Qu'est-ce que l'enclosure?
Au moyen-âge, il y avait des terres communales, des moulins communaux,
des fours communaux. Cela n'avait rien à voir avec une quelconque
municipalité, avec de quelconques élections dans lesquelles la griserie
du pouvoir émousse les amitiés les plus fidèles, non. Il s'agit de
propriétés, de biens communs, utilisables par tous.
À
l'aube de la révolution industrielle, ces biens communs ont été
privatisés à tour de bras. Ceci a eu comme conséquence que les gens
devaient louer leur bras pour avoir accès aux fruits de la terre au lieu
de travailler eux-mêmes une terre commune pour se nourrir.
L'Angleterre
s'est tournée vers l'élevage à ce moment-là: le bétail est un capital
qui se transporte mieux, s'exporte mieux et se conserve mieux que les
légumes que faisaient pousser auparavant les peasants. Ce phénomène est connu sous le nom d'enclosure (voir Polanyi, La Grande Transformation).

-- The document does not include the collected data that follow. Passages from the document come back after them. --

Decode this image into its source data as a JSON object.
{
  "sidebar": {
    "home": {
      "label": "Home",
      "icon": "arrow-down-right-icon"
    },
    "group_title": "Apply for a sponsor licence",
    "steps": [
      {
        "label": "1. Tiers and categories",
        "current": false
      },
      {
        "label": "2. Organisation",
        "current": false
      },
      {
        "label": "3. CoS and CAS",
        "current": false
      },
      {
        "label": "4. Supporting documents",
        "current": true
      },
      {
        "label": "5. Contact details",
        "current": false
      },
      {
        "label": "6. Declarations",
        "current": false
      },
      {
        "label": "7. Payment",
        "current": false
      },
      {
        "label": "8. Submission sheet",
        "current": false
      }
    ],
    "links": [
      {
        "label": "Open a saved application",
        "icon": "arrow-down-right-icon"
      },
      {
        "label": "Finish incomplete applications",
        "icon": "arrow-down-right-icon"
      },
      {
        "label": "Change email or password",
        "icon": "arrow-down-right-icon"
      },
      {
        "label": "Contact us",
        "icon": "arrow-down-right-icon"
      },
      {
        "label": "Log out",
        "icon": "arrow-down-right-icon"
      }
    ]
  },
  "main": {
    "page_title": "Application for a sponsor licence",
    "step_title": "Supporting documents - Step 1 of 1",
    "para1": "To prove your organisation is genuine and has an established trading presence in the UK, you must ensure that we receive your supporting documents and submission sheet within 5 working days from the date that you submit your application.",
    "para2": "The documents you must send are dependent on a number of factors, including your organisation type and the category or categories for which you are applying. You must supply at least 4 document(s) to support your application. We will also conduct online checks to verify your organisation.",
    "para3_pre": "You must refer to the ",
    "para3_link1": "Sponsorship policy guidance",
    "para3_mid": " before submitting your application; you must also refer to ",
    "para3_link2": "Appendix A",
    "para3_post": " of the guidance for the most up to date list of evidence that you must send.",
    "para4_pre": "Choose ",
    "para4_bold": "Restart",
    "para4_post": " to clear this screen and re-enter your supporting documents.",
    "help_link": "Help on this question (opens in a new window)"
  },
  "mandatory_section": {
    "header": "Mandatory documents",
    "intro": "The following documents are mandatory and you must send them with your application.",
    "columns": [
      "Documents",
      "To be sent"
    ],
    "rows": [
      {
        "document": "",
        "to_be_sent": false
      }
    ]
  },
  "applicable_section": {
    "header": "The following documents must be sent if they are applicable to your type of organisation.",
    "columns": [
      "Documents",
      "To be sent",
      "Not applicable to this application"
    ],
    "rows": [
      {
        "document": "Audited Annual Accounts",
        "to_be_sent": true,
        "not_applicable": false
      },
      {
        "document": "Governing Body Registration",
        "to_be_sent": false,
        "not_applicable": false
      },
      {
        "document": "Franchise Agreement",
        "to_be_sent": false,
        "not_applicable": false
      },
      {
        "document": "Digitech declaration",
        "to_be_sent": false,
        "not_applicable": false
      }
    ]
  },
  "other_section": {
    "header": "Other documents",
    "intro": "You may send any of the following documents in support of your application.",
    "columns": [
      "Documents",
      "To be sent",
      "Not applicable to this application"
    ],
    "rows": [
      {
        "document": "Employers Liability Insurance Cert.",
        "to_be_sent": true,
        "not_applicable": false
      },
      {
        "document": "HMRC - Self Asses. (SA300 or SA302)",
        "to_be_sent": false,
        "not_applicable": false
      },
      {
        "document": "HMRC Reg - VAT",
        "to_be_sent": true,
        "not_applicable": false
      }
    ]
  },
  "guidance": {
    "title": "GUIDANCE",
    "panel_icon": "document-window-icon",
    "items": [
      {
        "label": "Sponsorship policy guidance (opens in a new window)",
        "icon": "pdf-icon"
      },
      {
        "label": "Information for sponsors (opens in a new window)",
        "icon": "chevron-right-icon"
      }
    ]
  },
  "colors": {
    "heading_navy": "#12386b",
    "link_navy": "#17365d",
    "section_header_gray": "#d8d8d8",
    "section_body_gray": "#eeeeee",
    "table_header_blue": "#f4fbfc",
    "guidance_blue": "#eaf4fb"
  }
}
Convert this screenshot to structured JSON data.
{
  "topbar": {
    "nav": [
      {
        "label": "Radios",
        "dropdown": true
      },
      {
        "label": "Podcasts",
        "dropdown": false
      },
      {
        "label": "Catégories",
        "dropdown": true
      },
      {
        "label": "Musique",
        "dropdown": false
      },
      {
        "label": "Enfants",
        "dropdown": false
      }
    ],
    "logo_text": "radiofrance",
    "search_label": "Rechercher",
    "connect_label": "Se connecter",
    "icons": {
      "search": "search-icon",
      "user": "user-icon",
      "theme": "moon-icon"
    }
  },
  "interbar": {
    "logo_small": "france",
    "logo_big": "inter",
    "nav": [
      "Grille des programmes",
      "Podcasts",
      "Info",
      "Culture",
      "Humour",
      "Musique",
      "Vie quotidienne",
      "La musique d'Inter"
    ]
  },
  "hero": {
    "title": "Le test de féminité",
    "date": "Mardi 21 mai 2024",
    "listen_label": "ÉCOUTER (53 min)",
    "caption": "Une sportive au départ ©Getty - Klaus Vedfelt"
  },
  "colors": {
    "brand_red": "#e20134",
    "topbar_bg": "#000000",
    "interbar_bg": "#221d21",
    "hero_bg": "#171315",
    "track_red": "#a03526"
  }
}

En Angleterre, les paysans sans terre ont eu droit à une allocation misérable de survie (la Speenhamland),
allocation payée par les impôts des classes moyennes - qui ont commencé
à s'appauvrir - et distribuée par les paroisses. Les misérables après
avoir été privés de leur terre devaient se contenter d'une allocation
chiche alors qu'ils avaient été des paysans fiers et dignes. Les
manufactures naissantes pouvaient embaucher les misérables moins chers
puisqu'ils avaient déjà de quoi survivre. C'est ainsi que les classes
moyennes ont dû payer les salaires que l'industrie anglaise ne
souhaitait pas payer - ce qui a rendu ladite industrie la plus
concurrentielle du monde à l'époque, comme vous devez vous imaginer.
Le
jour où l'industrie eut besoin de davantage de bras, que croyez-vous
qu'il arrivât? Mais oui, les paroisses ont coupé les robinets et les
misérables se sont précipités à l'usine pour vendre leurs bras à prix
cassé.
Et c'est là qu'en sont nos camarades indonésiens (Basta - en français):
dépossédés de leurs terres (enclosure), forcés, du coup, à vendre leur
force de travail pour les voleurs de terre que sont des multinationales
agroalimentaires.
Ils s'organisent néanmoins et ont un
avantage tactique sur nos ancêtres: l'huile de palme nécessite beaucoup
de soin, les plants doivent commencer à être remplacés, ce qui place les
producteurs en situation de force: le travail
est nécessaire. Espérons que les luttes là-bas paient, que le droit
puisse prévaloir sur le vol de l'enclosure, que l'emploi ne deviennent
pas l'horizon, la perspective ultime pour ces gens, espérons que
vainquent le droit, la liberté et la justice, que les communautés
retrouvent leur âme, leur terre, leur rythme, leur forme de vie.